The effects of mycorrhizal-associated trees on the belowground food web

Background/Question/Methods

Aboveground and belowground systems are known to link plant and microbial groups; however, their relationship to belowground fauna is less understood. The relationship between fungi and plant roots have increasing become a linkage to the above and belowground world. Ectomycorrhizal (ECM) and arbuscular mycorrhizal (AM) fungi form mutualistic relationships with plant roots. These associated plants have different leaf-litter chemistry, microbial communities, and cycle nutrients in distinct ways.
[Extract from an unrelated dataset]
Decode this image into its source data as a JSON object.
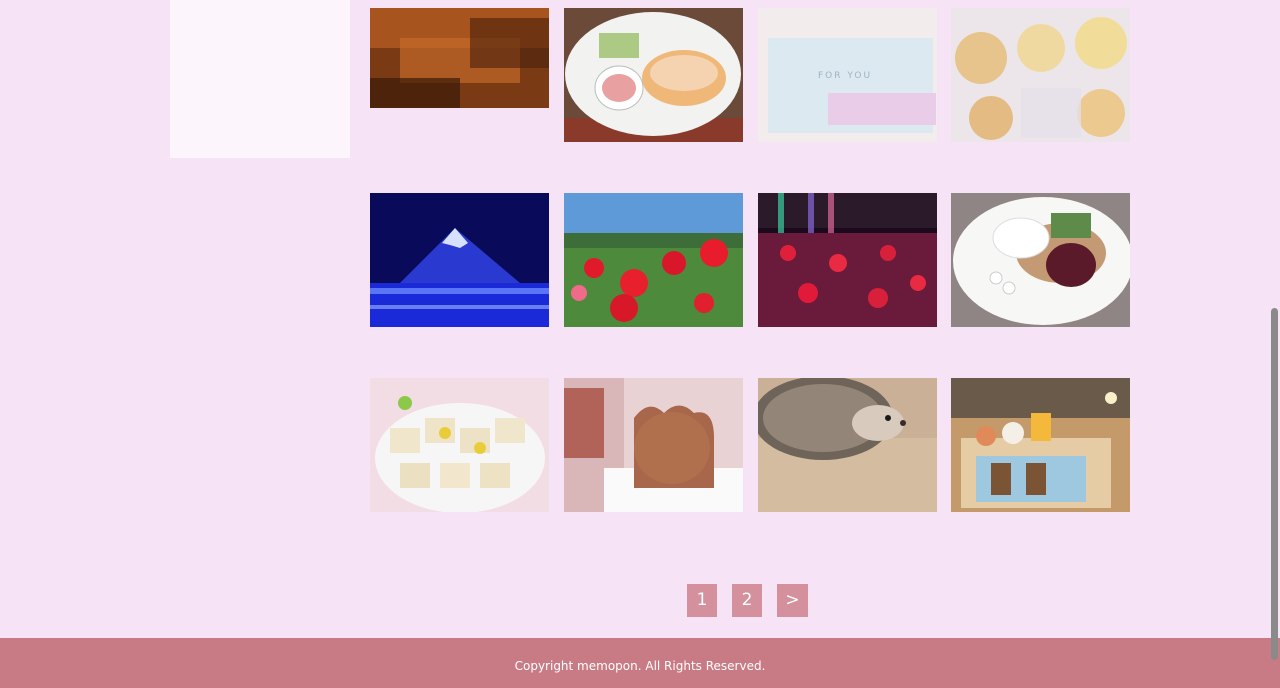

Still, we have a limited understanding of whether varying abundances of ECM and AM-associated plants can serve as a predictive trait to describe belowground animal community structure and composition. To assess vegetation’s role on faunal structure, we studied whether tree species and root-associated mycorrhizal symbionts are correlated with soil microarthropod communities. We utilized three natural tree gradients that shift from species of trees associating with AM to trees associated with ECM fungi, which we refer to as the ECM Tree Index. Using amplicon sequencing, we test the predictive capability of the ECM Tree Index for estimating fungal abundances in three forested sites and test its ability to estimate soil microarthropod abundance. We predicted microarthropods would be more abundant in ECM-dominated stands because of an increase in fungal abundance and a higher C: N.

Results/Conclusions

We confirmed the ECM Tree Index hosted different but predictable fungal communities along the gradient. Additionally, we found the ECM Tree Index plays a significant role in predicting most fungivore and predator abundances when paired with litter depth. Fungivore (oribatid mites) and predator (mesostigmatid mites) abundance increased by 2X as plots shifted from AM-dominated systems to ECM-dominated systems. Predator abundances were tightly correlated with fungivores, suggesting substantial bottom-up control for this predatory group. We found oribatids and predacious mesostigmatids linearly increased with the ECM Tree Index, following a presumed change in fungal abundance. Contrary to our prediction, changes in Collembolan (fungivore and microbivore) abundances were not explained by the ECM Tree Index but were explained mainly by litter depth and abiotic site differences. These results suggest basal resources and litter depth drive oribatid and mesostigmatid mites. In contrast, local differences like litter depth and soil habitat properties are more important for structuring Collembolan communities.